“I want to be defined by what I am, not by what I am not” – Dr Steven Isakoff (Breast Oncologist) on Triple Negative Breast Cancer

It’s time to focus on Triple Negative Breast Cancer (TNBC). As summed up by Dr Isakoff, TNBC has been defined by not what it is, but what it isn’t. So what is it not? TNBC means the growth of the cancer does not involve estrogen, progesterone (hormones often associated with breast cancer) receptors and HER2 receptors. Most recent treatments have been developed for breast cancer with these receptors. This has meant TNBC has had limited treatment options, namely surgery and chemotherapy. However, recent developments in research have allowed for a better understanding of TNBC and opened doors for new treatment options.   

“From my perspective, this means there is a huge amount of hope. We are clearly improving the treatments in early TNBC. And it clearly seems to me we are improving outcomes and cure rates.” – Dr Peter Schmid, Chair in cancer medicine at Barts Cancer Institute, Queen Mary University of London.

Here we are going to explain the characteristics of triple negative disease, the treatments that are commonly used, as well as newly approved treatments and potential therapies currently undergoing clinical trials.

How common is TNBC?

TNBC represents approximately 10-15% of all diagnosed breast cancers^1,2, with over 30,000 cases diagnosed every year in the US³. This type of breast cancer seems to be more common in African^4,5 and Latina women⁶, as well as in women under 40^7,8. The incidence of TNBC differs per state economic area (SEA). The adjusted TNBC incidence rate for the overall population of the US between 2011 and 2013 was 13.7 cases per 100,000 women per year. The map below shows the incidence rate per SEA³⁵.

For more information about familiar risk and breast cancer genetic mutations, head to our previous blog on BRCA.

What can your pathology report tell you about TNBC?

The analysis of your tissue sample from a biopsy or surgery will indicate that your tumor does not express estrogen receptor (ER), progesterone receptor (PR) or human epidermal growth factor 2 (HER2). In your pathology results, you may read about the percentage of cells being positive for estrogen and progesterone. If this percentage is less than 1%, the cancer is considered to be hormone receptor-negative. For the HER2 protein, the result would be rated as 0, 1+, 2+ to be considered HER2-negative¹².

Triple negative cancer cells tend to look very different from normal breast cancer cells, which means that the cancer is classified as high grade (e.g. grade 3). Cells that behave in this way tend to have high levels of markers that indicate cell proliferation such as Ki67, p53+ and p63+. This means that the cells grow and divide quickly¹³.

Figure 1. This is an example of stained breast tissue.

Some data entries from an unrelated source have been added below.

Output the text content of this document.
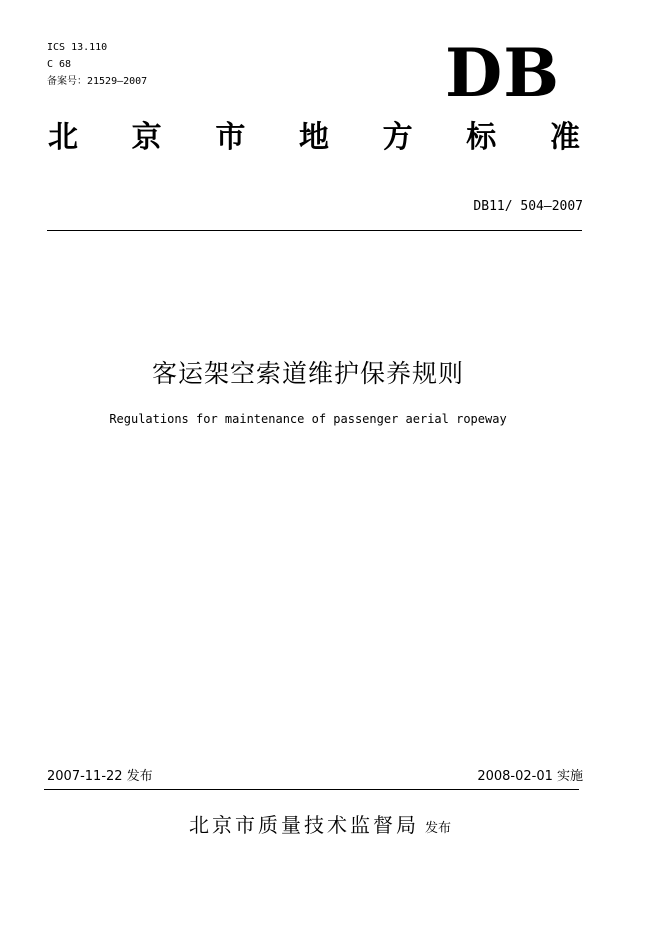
ICS 13.110
C 68
备案号：21529—2007	DB
北 京 市 地 方 标 准
DB11/ 504—2007
客运架空索道维护保养规则
Regulations for maintenance of passenger aerial ropeway
2007-11-22 发布	2008-02-01 实施
北京市质量技术监督局 发布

The brown color indicated the presence of estrogen (ER), progesterone (PR), and HER2 receptors. Tumor 1 is TNBC and tumor 2 is positive for ER, PR, and HER2. Image modified from Adisa et al, 2012³⁴

Testing of the protein PD-L1 (anti-programmed cell death-ligand 1) is approved for TNBC patients. This protein is located on the surface of some cancer cells. PD-L1 protein is recognized by a receptor (PD-1) on the surface of a type of immune cell (T-cell). The immune system is the defense system of the body that protects us against pathogens and disease. Recent research has shown that if PD-L1 is blocked, these immune cells will recognize cancer cells as foreign and would attack them¹⁵. Triple negative patients that are PD-L1 positive may benefit from newly developed therapies (see section below).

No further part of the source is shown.